Bazı sanatçıları eleştiren oyuncu İsmail Hakkı, “Bunların hocalarını biliyorum, nasıl politize edildiklerini biliyorum” dedi.

Ekleme: 22.02.2021 12:42:05 / Güncelleme: 23.02.2021 09:51:04 / Güncel
Destek için 

Türkiye'deki sözde sanatçıların hangi kaynaklardan beslendikleri ve neden SOLCULARIN ve LAİKLERİN istedikleri arenada at koşturdukları  tartışılırken bu camiada yetişen İsmail Hakkı'nın yaptığı açıklamalar bu sorulara bir nebze cevap oldu.

Esra Elönü'nün sunduğu Arafta Sorular programına konuk olan oyuncu İsmail Hakkı, Gara'da Pkk'nin katlettiği asker ve sivillerle ilgili konuşmayan sanatçılara sert tepki gösterdi.

Hakkı, “Görmezden gelinmeyecek, direkt icraata geçilecek hadiseler aslında. Telinle kalınmayacak hadiseler bunlar. Kahrolsunlar diyoruz evimizde oturuyoruz. Hele bizim camiada, bunu diyemeyen de çok. Hakikaten tarifsiz bir acı.” dedi.

“SÖZDE SANATÇILARIN SESSİZLİĞİ BİLİNÇSİZCE DEĞİL”
Sözde sanatçıların PKK'nın kalleş eylemine sessiz kaldığını belirten Hakkı, bilinçli bir şekilde sessiz kalındığını kendi siyasetlerine bir şekilde malzeme yaptıklarını söylüyor.

İsmail Hakkı'nın, (Sözde) sanat camiası ile ilgili tespitleri yabana atılır gibi değil.

Hakkı, bir kesim sanatçının özel olarak politize eidildğinden bahisle;

“Öyle bir çağa geldik ki, kitleleri tek bir sözle, hareketle, davranışla sürükleyebilen sözüm ona sanatçılar, kendi benliklerini, ruhlarını, kişiliklerini sattıkları için ki bu da bir soysuzluk alametidir..." diyor. 

İşin burası sözde sanatçıların kişilikleriyle alakalı.

Ancak bir diğer vurgusunda olayın göründüğü gibi bireysel bir tercih olmadığını anlatıyor;

"Teröristten, militandan değil ha, onları eğiten hücre evleri... Bunların hocalarını biliyorum, nasıl politize edildiklerini biliyorum yıllardır içindeyim zira..."

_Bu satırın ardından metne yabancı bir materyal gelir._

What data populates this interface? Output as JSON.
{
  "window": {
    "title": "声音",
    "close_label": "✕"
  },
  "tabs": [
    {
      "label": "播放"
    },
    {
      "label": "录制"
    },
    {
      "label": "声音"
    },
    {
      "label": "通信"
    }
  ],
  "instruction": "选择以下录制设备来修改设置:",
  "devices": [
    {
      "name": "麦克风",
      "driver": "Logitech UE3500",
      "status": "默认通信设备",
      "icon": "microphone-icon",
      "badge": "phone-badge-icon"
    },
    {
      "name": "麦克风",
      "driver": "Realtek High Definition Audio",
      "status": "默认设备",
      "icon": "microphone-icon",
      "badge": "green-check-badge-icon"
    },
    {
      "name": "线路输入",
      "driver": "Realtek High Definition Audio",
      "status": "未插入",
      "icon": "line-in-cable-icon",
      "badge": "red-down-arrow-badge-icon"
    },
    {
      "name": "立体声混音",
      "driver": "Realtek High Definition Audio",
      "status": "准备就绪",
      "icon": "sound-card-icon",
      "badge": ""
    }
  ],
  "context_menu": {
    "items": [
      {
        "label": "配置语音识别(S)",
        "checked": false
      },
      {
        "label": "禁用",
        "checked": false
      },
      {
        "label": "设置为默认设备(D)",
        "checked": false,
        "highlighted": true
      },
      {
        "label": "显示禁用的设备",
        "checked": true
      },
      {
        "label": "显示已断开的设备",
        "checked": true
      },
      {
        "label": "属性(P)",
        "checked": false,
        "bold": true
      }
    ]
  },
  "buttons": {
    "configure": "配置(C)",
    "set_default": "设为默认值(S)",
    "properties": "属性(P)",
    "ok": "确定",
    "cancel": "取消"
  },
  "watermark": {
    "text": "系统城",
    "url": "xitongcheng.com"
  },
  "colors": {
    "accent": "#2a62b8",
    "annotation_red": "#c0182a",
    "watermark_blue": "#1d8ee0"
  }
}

İçeriden birinin söylemlerinden sonra; tiyatro sahnelerinden, dizi ve film ekranlarından seyredilen birçok çehrenin birer "İDEOLOJİK AYGITA DÖNÜŞTÜRÜLDÜĞÜ" rahatlıkla söylenebilir.

Bu çehrelerin toplum tarafından kabul edilen birer "Örnek" haline getirilmeleri ve sonrasında bazı eylemlerde ön safta bulunmaları veya sevenlerini sürükleyecek söylemlerde bulunmaları...bunların hepsi belli odakların planları dahilinde gerçekleşiyor.

Son olarak İsmail Hakkı'nın şu tespitine katılmamak mümkün değil;

"“Görmezden gelinmeyecek, direkt icraata geçilecek hadiseler aslında..."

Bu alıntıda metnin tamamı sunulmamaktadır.